Sir William Herschel was the first person to discover a planet beyond those easily visible to the naked eye, and he was ready to name this new planet after the king who might support his research. Had Sir William succeeded, the planet list would read: Mercury, Venus, Earth, Mars, Jupiter, Saturn, and George. Fortunately, clearer heads prevailed, so that some years later the new planet received the classical name Uranus. But Herschel’s original suggestion to name the planet’s moons after characters in William Shakespeare’s plays and Alexander Pope’s poem
The Rape of the Lock
remains the tradition to this day. Among Uranus’ seventeen moons we find Ariel, Cordelia, Desdemona, Juliet, Ophelia, Portia, Puck, and Umbriel, with two new moons, Caliban and Sycorax, discovered as recently as 1997.

The Sun loses
material from its surface at a rate of 200 million tons per second (which happens to closely match the rate at which water flows through the Amazon Basin). The Sun loses this mass in the “solar wind,” which consists of high-energy charged particles. Traveling up to 1,000 miles per second, these particles stream through interplanetary space, where they are often deflected by planetary magnetic fields. In response, these particles spiral down toward a planet’s north and south magnetic poles, colliding with atmospheric gas molecules to produce colorful auroral glows. The Hubble Space Telescope has spotted aurorae near the poles of both Saturn and Jupiter. On Earth, the aurorae borealis and australis (the Northern and Southern lights) serve as intermittent reminders of how sweet it is to have a protective atmosphere.

Earth’s atmosphere technically extends much farther above Earth’s surface than we generally conceive. Satellites in “low-Earth orbit” typically travel at altitudes of 100 to 400 miles and complete an orbit in about 90 minutes. Although no one can breathe at these altitudes, some atmospheric molecules remain—enough to drain orbital energy slowly from unsuspecting satellites. To combat this drag, satellites in low orbit require intermittent boosts, lest they fall back to Earth and burn up in the atmosphere. The most sensible way to define the edge of our atmosphere is to ask where the density of its gas molecules falls to the density of gas molecules in interplanetary space. With this definition, Earth’s atmosphere extends thousands of miles into space.
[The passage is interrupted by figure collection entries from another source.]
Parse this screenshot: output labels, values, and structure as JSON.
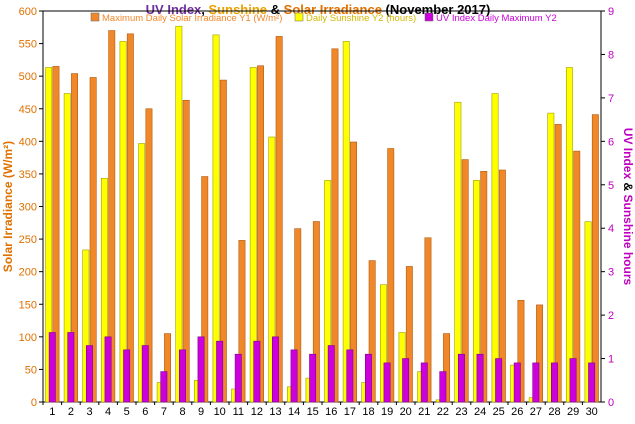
{
  "chart_data": {
    "type": "bar",
    "title": {
      "parts": [
        {
          "text": "UV Index",
          "color": "#7030a0"
        },
        {
          "text": ", ",
          "color": "#000000"
        },
        {
          "text": "Sunshine",
          "color": "#e8a200"
        },
        {
          "text": " & ",
          "color": "#000000"
        },
        {
          "text": "Solar Irradiance",
          "color": "#e07000"
        },
        {
          "text": " (November 2017)",
          "color": "#000000"
        }
      ]
    },
    "ylabel_left": "Solar Irradiance (W/m²)",
    "ylabel_right": {
      "parts": [
        {
          "text": "UV Index",
          "color": "#c000c0"
        },
        {
          "text": " & ",
          "color": "#000000"
        },
        {
          "text": "Sunshine hours",
          "color": "#c000c0"
        }
      ]
    },
    "ylim_left": [
      0,
      600
    ],
    "ylim_right": [
      0,
      9
    ],
    "yticks_left": [
      "0",
      "50",
      "100",
      "150",
      "200",
      "250",
      "300",
      "350",
      "400",
      "450",
      "500",
      "550",
      "600"
    ],
    "yticks_right": [
      "0",
      "1",
      "2",
      "3",
      "4",
      "5",
      "6",
      "7",
      "8",
      "9"
    ],
    "categories": [
      "1",
      "2",
      "3",
      "4",
      "5",
      "6",
      "7",
      "8",
      "9",
      "10",
      "11",
      "12",
      "13",
      "14",
      "15",
      "16",
      "17",
      "18",
      "19",
      "20",
      "21",
      "22",
      "23",
      "24",
      "25",
      "26",
      "27",
      "28",
      "29",
      "30"
    ],
    "legend_placement": "top",
    "grid": false,
    "series": [
      {
        "name": "Maximum Daily Solar Irradiance Y1 (W/m²)",
        "axis": "left",
        "color": "#f0882a",
        "values": [
          515,
          504,
          498,
          570,
          565,
          450,
          105,
          463,
          346,
          494,
          248,
          516,
          561,
          266,
          277,
          542,
          399,
          217,
          389,
          208,
          252,
          105,
          372,
          354,
          356,
          156,
          149,
          426,
          385,
          441
        ]
      },
      {
        "name": "Daily Sunshine Y2 (hours)",
        "axis": "right",
        "color": "#ffff00",
        "values": [
          7.7,
          7.1,
          3.5,
          5.15,
          8.3,
          5.95,
          0.45,
          8.65,
          0.5,
          8.45,
          0.3,
          7.7,
          6.1,
          0.35,
          0.55,
          5.1,
          8.3,
          0.45,
          2.7,
          1.6,
          0.7,
          0.05,
          6.9,
          5.1,
          7.1,
          0.85,
          0.1,
          6.65,
          7.7,
          4.15
        ]
      },
      {
        "name": "UV Index Daily Maximum Y2",
        "axis": "right",
        "color": "#cc00dd",
        "values": [
          1.6,
          1.6,
          1.3,
          1.5,
          1.2,
          1.3,
          0.7,
          1.2,
          1.5,
          1.4,
          1.1,
          1.4,
          1.5,
          1.2,
          1.1,
          1.3,
          1.2,
          1.1,
          0.9,
          1.0,
          0.9,
          0.7,
          1.1,
          1.1,
          1.0,
          0.9,
          0.9,
          0.9,
          1.0,
          0.9
        ]
      }
    ]
  }
}
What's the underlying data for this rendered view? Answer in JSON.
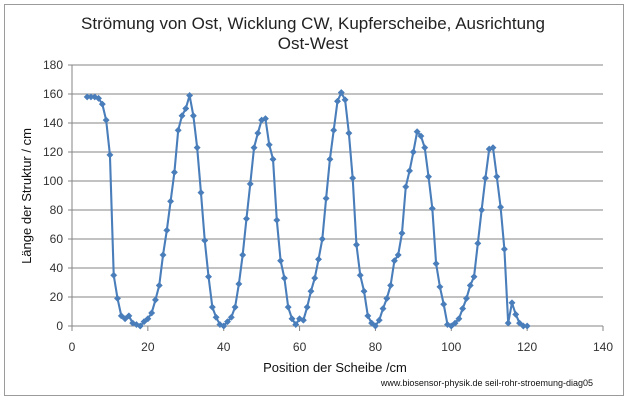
{
  "chart_data": {
    "type": "line",
    "title_lines": [
      "Strömung von Ost, Wicklung CW, Kupferscheibe, Ausrichtung",
      "Ost-West"
    ],
    "xlabel": "Position der Scheibe /cm",
    "ylabel": "Länge der Struktur / cm",
    "credit": "www.biosensor-physik.de seil-rohr-stroemung-diag05",
    "xlim": [
      0,
      140
    ],
    "ylim": [
      0,
      180
    ],
    "x_ticks": [
      0,
      20,
      40,
      60,
      80,
      100,
      120,
      140
    ],
    "y_ticks": [
      0,
      20,
      40,
      60,
      80,
      100,
      120,
      140,
      160,
      180
    ],
    "x_tick_labels": [
      "0",
      "20",
      "40",
      "60",
      "80",
      "100",
      "120",
      "140"
    ],
    "y_tick_labels": [
      "0",
      "20",
      "40",
      "60",
      "80",
      "100",
      "120",
      "140",
      "160",
      "180"
    ],
    "grid": "horizontal",
    "legend": "none",
    "series": [
      {
        "name": "Länge der Struktur",
        "color": "#4a7ebb",
        "marker": "diamond",
        "points": [
          [
            4,
            158
          ],
          [
            5,
            158
          ],
          [
            6,
            158
          ],
          [
            7,
            157
          ],
          [
            8,
            153
          ],
          [
            9,
            142
          ],
          [
            10,
            118
          ],
          [
            11,
            35
          ],
          [
            12,
            19
          ],
          [
            13,
            7
          ],
          [
            14,
            5
          ],
          [
            15,
            7
          ],
          [
            16,
            2
          ],
          [
            17,
            1
          ],
          [
            18,
            0
          ],
          [
            19,
            3
          ],
          [
            20,
            5
          ],
          [
            21,
            9
          ],
          [
            22,
            18
          ],
          [
            23,
            28
          ],
          [
            24,
            49
          ],
          [
            25,
            66
          ],
          [
            26,
            86
          ],
          [
            27,
            106
          ],
          [
            28,
            135
          ],
          [
            29,
            145
          ],
          [
            30,
            150
          ],
          [
            31,
            159
          ],
          [
            32,
            145
          ],
          [
            33,
            123
          ],
          [
            34,
            92
          ],
          [
            35,
            59
          ],
          [
            36,
            34
          ],
          [
            37,
            13
          ],
          [
            38,
            6
          ],
          [
            39,
            1
          ],
          [
            40,
            0
          ],
          [
            41,
            3
          ],
          [
            42,
            6
          ],
          [
            43,
            13
          ],
          [
            44,
            29
          ],
          [
            45,
            49
          ],
          [
            46,
            74
          ],
          [
            47,
            98
          ],
          [
            48,
            123
          ],
          [
            49,
            133
          ],
          [
            50,
            142
          ],
          [
            51,
            143
          ],
          [
            52,
            125
          ],
          [
            53,
            115
          ],
          [
            54,
            73
          ],
          [
            55,
            45
          ],
          [
            56,
            33
          ],
          [
            57,
            13
          ],
          [
            58,
            5
          ],
          [
            59,
            1
          ],
          [
            60,
            5
          ],
          [
            61,
            4
          ],
          [
            62,
            13
          ],
          [
            63,
            24
          ],
          [
            64,
            33
          ],
          [
            65,
            46
          ],
          [
            66,
            60
          ],
          [
            67,
            88
          ],
          [
            68,
            115
          ],
          [
            69,
            135
          ],
          [
            70,
            155
          ],
          [
            71,
            161
          ],
          [
            72,
            156
          ],
          [
            73,
            133
          ],
          [
            74,
            102
          ],
          [
            75,
            56
          ],
          [
            76,
            35
          ],
          [
            77,
            24
          ],
          [
            78,
            7
          ],
          [
            79,
            2
          ],
          [
            80,
            0
          ],
          [
            81,
            4
          ],
          [
            82,
            12
          ],
          [
            83,
            19
          ],
          [
            84,
            28
          ],
          [
            85,
            45
          ],
          [
            86,
            49
          ],
          [
            87,
            64
          ],
          [
            88,
            96
          ],
          [
            89,
            107
          ],
          [
            90,
            120
          ],
          [
            91,
            134
          ],
          [
            92,
            131
          ],
          [
            93,
            123
          ],
          [
            94,
            103
          ],
          [
            95,
            81
          ],
          [
            96,
            43
          ],
          [
            97,
            27
          ],
          [
            98,
            15
          ],
          [
            99,
            1
          ],
          [
            100,
            0
          ],
          [
            101,
            2
          ],
          [
            102,
            5
          ],
          [
            103,
            12
          ],
          [
            104,
            19
          ],
          [
            105,
            28
          ],
          [
            106,
            34
          ],
          [
            107,
            57
          ],
          [
            108,
            80
          ],
          [
            109,
            102
          ],
          [
            110,
            122
          ],
          [
            111,
            123
          ],
          [
            112,
            103
          ],
          [
            113,
            82
          ],
          [
            114,
            53
          ],
          [
            115,
            2
          ],
          [
            116,
            16
          ],
          [
            117,
            8
          ],
          [
            118,
            2
          ],
          [
            119,
            0
          ],
          [
            120,
            0
          ]
        ]
      }
    ]
  }
}
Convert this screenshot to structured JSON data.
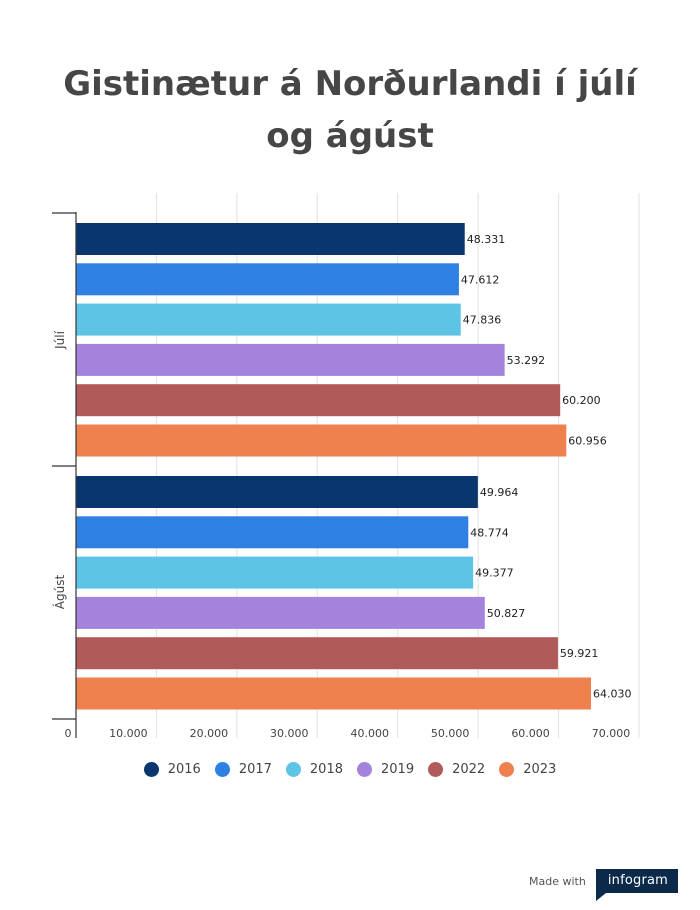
{
  "title": "Gistinætur á Norðurlandi í júlí og ágúst",
  "chart_data": {
    "type": "bar",
    "orientation": "horizontal",
    "title": "Gistinætur á Norðurlandi í júlí og ágúst",
    "categories": [
      "Júlí",
      "Ágúst"
    ],
    "series": [
      {
        "name": "2016",
        "color": "#0a3670",
        "values": [
          48331,
          49964
        ],
        "labels": [
          "48.331",
          "49.964"
        ]
      },
      {
        "name": "2017",
        "color": "#2f80e3",
        "values": [
          47612,
          48774
        ],
        "labels": [
          "47.612",
          "48.774"
        ]
      },
      {
        "name": "2018",
        "color": "#5ec4e6",
        "values": [
          47836,
          49377
        ],
        "labels": [
          "47.836",
          "49.377"
        ]
      },
      {
        "name": "2019",
        "color": "#a483dd",
        "values": [
          53292,
          50827
        ],
        "labels": [
          "53.292",
          "50.827"
        ]
      },
      {
        "name": "2022",
        "color": "#b05a5a",
        "values": [
          60200,
          59921
        ],
        "labels": [
          "60.200",
          "59.921"
        ]
      },
      {
        "name": "2023",
        "color": "#ef814e",
        "values": [
          60956,
          64030
        ],
        "labels": [
          "60.956",
          "64.030"
        ]
      }
    ],
    "xlim": [
      0,
      70000
    ],
    "xticks": [
      0,
      10000,
      20000,
      30000,
      40000,
      50000,
      60000,
      70000
    ],
    "xtick_labels": [
      "0",
      "10.000",
      "20.000",
      "30.000",
      "40.000",
      "50.000",
      "60.000",
      "70.000"
    ],
    "grid": true,
    "legend_position": "bottom"
  },
  "footer": {
    "made_with": "Made with",
    "brand": "infogram"
  }
}
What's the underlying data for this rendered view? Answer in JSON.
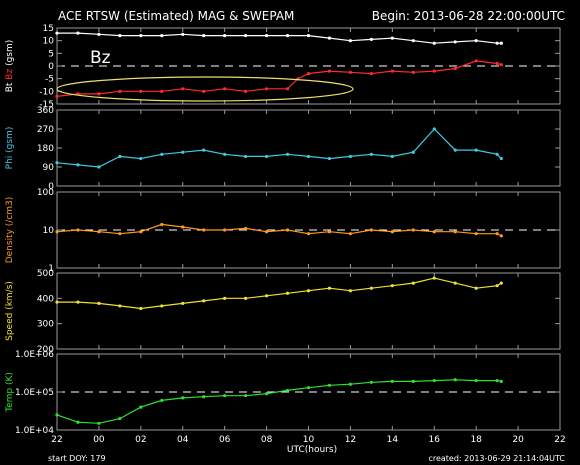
{
  "header": {
    "title": "ACE RTSW (Estimated) MAG & SWEPAM",
    "begin": "Begin: 2013-06-28 22:00:00UTC"
  },
  "footer": {
    "start_doy": "start DOY: 179",
    "created": "created: 2013-06-29 21:14:04UTC"
  },
  "annotation": {
    "label": "Bz",
    "color": "#e8e070"
  },
  "colors": {
    "bt": "#ffffff",
    "bz": "#ff2b2b",
    "phi": "#40c8e0",
    "density": "#ff9a1c",
    "speed": "#f0e030",
    "temp": "#30e030",
    "frame": "#9a9a9a",
    "background": "#000000"
  },
  "chart_data": {
    "type": "scatter",
    "xlabel": "UTC(hours)",
    "x_ticks": [
      "22",
      "00",
      "02",
      "04",
      "06",
      "08",
      "10",
      "12",
      "14",
      "16",
      "18",
      "20",
      "22"
    ],
    "xlim": [
      0,
      24
    ],
    "panels": [
      {
        "id": "mag",
        "ylabel_parts": [
          {
            "text": "Bt",
            "color": "#ffffff"
          },
          {
            "text": " Bz",
            "color": "#ff2b2b"
          },
          {
            "text": " (gsm)",
            "color": "#ffffff"
          }
        ],
        "ylim": [
          -15,
          15
        ],
        "scale": "linear",
        "y_ticks": [
          {
            "v": -15,
            "label": "-15"
          },
          {
            "v": -10,
            "label": "-10"
          },
          {
            "v": -5,
            "label": "-5"
          },
          {
            "v": 0,
            "label": "0"
          },
          {
            "v": 5,
            "label": "5"
          },
          {
            "v": 10,
            "label": "10"
          },
          {
            "v": 15,
            "label": "15"
          }
        ],
        "reference_line": 0,
        "series": [
          {
            "name": "Bt",
            "color": "#ffffff",
            "t": [
              0,
              1,
              2,
              3,
              4,
              5,
              6,
              7,
              8,
              9,
              10,
              11,
              12,
              13,
              14,
              15,
              16,
              17,
              18,
              19,
              20,
              21,
              21.2
            ],
            "values": [
              13,
              13,
              12.5,
              12,
              12,
              12,
              12.5,
              12,
              12,
              12,
              12,
              12,
              12,
              11,
              10,
              10.5,
              11,
              10,
              9,
              9.5,
              10,
              9,
              9
            ]
          },
          {
            "name": "Bz",
            "color": "#ff2b2b",
            "t": [
              0,
              1,
              2,
              3,
              4,
              5,
              6,
              7,
              8,
              9,
              10,
              11,
              11.5,
              12,
              13,
              14,
              15,
              16,
              17,
              18,
              19,
              20,
              21,
              21.2
            ],
            "values": [
              -12,
              -11,
              -11,
              -10,
              -10,
              -10,
              -9,
              -10,
              -9,
              -10,
              -9,
              -9,
              -5,
              -3,
              -2,
              -2.5,
              -3,
              -2,
              -2.5,
              -2,
              -1,
              2,
              1,
              0.5
            ]
          }
        ]
      },
      {
        "id": "phi",
        "ylabel_parts": [
          {
            "text": "Phi (gsm)",
            "color": "#40c8e0"
          }
        ],
        "ylim": [
          0,
          360
        ],
        "scale": "linear",
        "y_ticks": [
          {
            "v": 0,
            "label": "0"
          },
          {
            "v": 90,
            "label": "90"
          },
          {
            "v": 180,
            "label": "180"
          },
          {
            "v": 270,
            "label": "270"
          },
          {
            "v": 360,
            "label": "360"
          }
        ],
        "series": [
          {
            "name": "Phi",
            "color": "#40c8e0",
            "t": [
              0,
              1,
              2,
              3,
              4,
              5,
              6,
              7,
              8,
              9,
              10,
              11,
              12,
              13,
              14,
              15,
              16,
              17,
              18,
              19,
              20,
              21,
              21.2
            ],
            "values": [
              110,
              100,
              90,
              140,
              130,
              150,
              160,
              170,
              150,
              140,
              140,
              150,
              140,
              130,
              140,
              150,
              140,
              160,
              270,
              170,
              170,
              150,
              130
            ]
          }
        ]
      },
      {
        "id": "density",
        "ylabel_parts": [
          {
            "text": "Density (/cm3)",
            "color": "#ff9a1c"
          }
        ],
        "ylim": [
          1,
          100
        ],
        "scale": "log",
        "y_ticks": [
          {
            "v": 1,
            "label": "1"
          },
          {
            "v": 10,
            "label": "10"
          },
          {
            "v": 100,
            "label": "100"
          }
        ],
        "reference_line": 10,
        "series": [
          {
            "name": "Density",
            "color": "#ff9a1c",
            "t": [
              0,
              1,
              2,
              3,
              4,
              5,
              6,
              7,
              8,
              9,
              10,
              11,
              12,
              13,
              14,
              15,
              16,
              17,
              18,
              19,
              20,
              21,
              21.2
            ],
            "values": [
              9,
              10,
              9,
              8,
              9,
              14,
              12,
              10,
              10,
              11,
              9,
              10,
              8,
              9,
              8,
              10,
              9,
              10,
              9,
              9,
              8,
              8,
              7
            ]
          }
        ]
      },
      {
        "id": "speed",
        "ylabel_parts": [
          {
            "text": "Speed (km/s)",
            "color": "#f0e030"
          }
        ],
        "ylim": [
          200,
          500
        ],
        "scale": "linear",
        "y_ticks": [
          {
            "v": 200,
            "label": "200"
          },
          {
            "v": 300,
            "label": "300"
          },
          {
            "v": 400,
            "label": "400"
          },
          {
            "v": 500,
            "label": "500"
          }
        ],
        "series": [
          {
            "name": "Speed",
            "color": "#f0e030",
            "t": [
              0,
              1,
              2,
              3,
              4,
              5,
              6,
              7,
              8,
              9,
              10,
              11,
              12,
              13,
              14,
              15,
              16,
              17,
              18,
              19,
              20,
              21,
              21.2
            ],
            "values": [
              385,
              385,
              380,
              370,
              360,
              370,
              380,
              390,
              400,
              400,
              410,
              420,
              430,
              440,
              430,
              440,
              450,
              460,
              480,
              460,
              440,
              450,
              460
            ]
          }
        ]
      },
      {
        "id": "temp",
        "ylabel_parts": [
          {
            "text": "Temp (K)",
            "color": "#30e030"
          }
        ],
        "ylim": [
          10000,
          1000000
        ],
        "scale": "log",
        "y_ticks": [
          {
            "v": 10000,
            "label": "1.0E+04"
          },
          {
            "v": 100000,
            "label": "1.0E+05"
          },
          {
            "v": 1000000,
            "label": "1.0E+06"
          }
        ],
        "reference_line": 100000,
        "series": [
          {
            "name": "Temp",
            "color": "#30e030",
            "t": [
              0,
              1,
              2,
              3,
              4,
              5,
              6,
              7,
              8,
              9,
              10,
              11,
              12,
              13,
              14,
              15,
              16,
              17,
              18,
              19,
              20,
              21,
              21.2
            ],
            "values": [
              25000,
              16000,
              15000,
              20000,
              40000,
              60000,
              70000,
              75000,
              80000,
              80000,
              90000,
              110000,
              130000,
              150000,
              160000,
              180000,
              190000,
              190000,
              200000,
              210000,
              200000,
              200000,
              190000
            ]
          }
        ]
      }
    ]
  }
}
Orbiting high above this level, 23,000 miles above Earth’s surface (one tenth of the distance to the Moon), are the communications satellites that carry news and views around Earth. At this special altitude, a satellite finds not only that Earth’s atmosphere is irrelevant but also that its speed in orbit, thanks to the diminished pull from Earth at this greater distance from our planet, falls to the point that it takes twenty-four hours to complete each revolution around our planet. Moving in orbits that precisely match Earth’s rotation rate, these satellites appear to “hover” above a single point on the Equator, a fact that makes them ideal for relaying signals from one part of Earth’s surface to another.